Tobin continued, “For example, Nicholas N. Schildt, retired from government school district 172 and collected a 2012 pension of $194,663. His starting pension, when he retired, was $153,532. He has received more than the average annual wage for this area in cost of living adjustments alone. His estimated lifetime pension payout is stunning $6.9 million, of which he only contributed 2.4%.*”

Richard A. Klusmeyer, retired from the Adams County government, has an annual pension of $80,598, with a staggering estimated lifetime payout of $2,077,462.* ”

“Retired Quincy municipal government employee, Donald J. Kulek, has a lifetime estimated pension payout of $2,553,495*, with an annual pension of $60,465.”

View pension amounts below:

“Illinois’ government pensions are in serious trouble with no end in sight. Government employees should be paid a fair wage for the work they do today so they can save for their own retirement. Replacing defined benefit pensions for all new government hires with social security and 401(k)s would eventually eliminate unfunded government pensions.”

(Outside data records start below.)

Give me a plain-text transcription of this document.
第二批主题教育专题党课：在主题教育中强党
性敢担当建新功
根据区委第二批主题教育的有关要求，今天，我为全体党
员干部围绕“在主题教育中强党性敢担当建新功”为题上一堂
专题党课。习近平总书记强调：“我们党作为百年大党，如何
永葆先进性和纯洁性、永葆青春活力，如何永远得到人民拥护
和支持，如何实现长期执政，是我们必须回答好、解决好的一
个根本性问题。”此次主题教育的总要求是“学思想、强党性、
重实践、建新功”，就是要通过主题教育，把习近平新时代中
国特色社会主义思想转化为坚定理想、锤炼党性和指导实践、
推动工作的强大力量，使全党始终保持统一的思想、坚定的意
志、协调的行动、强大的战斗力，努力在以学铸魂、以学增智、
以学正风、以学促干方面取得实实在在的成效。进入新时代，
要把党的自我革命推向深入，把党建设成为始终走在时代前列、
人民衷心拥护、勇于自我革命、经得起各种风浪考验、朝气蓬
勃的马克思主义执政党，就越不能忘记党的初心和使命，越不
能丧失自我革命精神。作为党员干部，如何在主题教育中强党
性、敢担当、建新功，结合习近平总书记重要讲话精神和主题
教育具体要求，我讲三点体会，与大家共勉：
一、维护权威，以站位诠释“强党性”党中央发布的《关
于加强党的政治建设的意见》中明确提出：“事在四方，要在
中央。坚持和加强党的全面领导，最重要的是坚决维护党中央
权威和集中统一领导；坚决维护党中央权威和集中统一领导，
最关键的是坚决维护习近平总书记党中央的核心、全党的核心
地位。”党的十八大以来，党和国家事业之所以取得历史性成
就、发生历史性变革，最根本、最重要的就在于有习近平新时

“The only way taxpayers will get relief from the tax-raisers who ‘temporarily’ increased our income tax by 67% is to throw all the Democrats out of Springfield and make Madigan the house minority leader,” added Tobin. “If we don’t, taxes will go even higher and the pension system will collapse anyway. It’s mathematically impossible to tax your way out of this problem. Illinois has more than 6,700 retirees collecting more than $100,000; in about 8 years, that will be over 25,000 six figure pensioners.”

*Lifetime estimated pension payout assumes life expectancy of 85 (IRS Form 590).

2 Responses

  1. M. J. Bauer says:

    Your information is NOT CORRECT!

    Teachers are required to pay in 9% of their salary each year not the % you cite while they are employed and only those who teach 34 years are allowed to get back 75% of the average of their last 4 years salary as a pension.

    Please get all your facts correct before you publish things that defame teachers who have given their livers to educate the children of our country.

    • admin says:

      The percentage reported is not the percent of salary paid into the fund; it is the percentage of their personal contribution to the total amount they will receive over a normal lifetime. Most private sector teachers receive no pensions and an average Social Security allowance of about $15,000 per year and must work 44 years to qualify.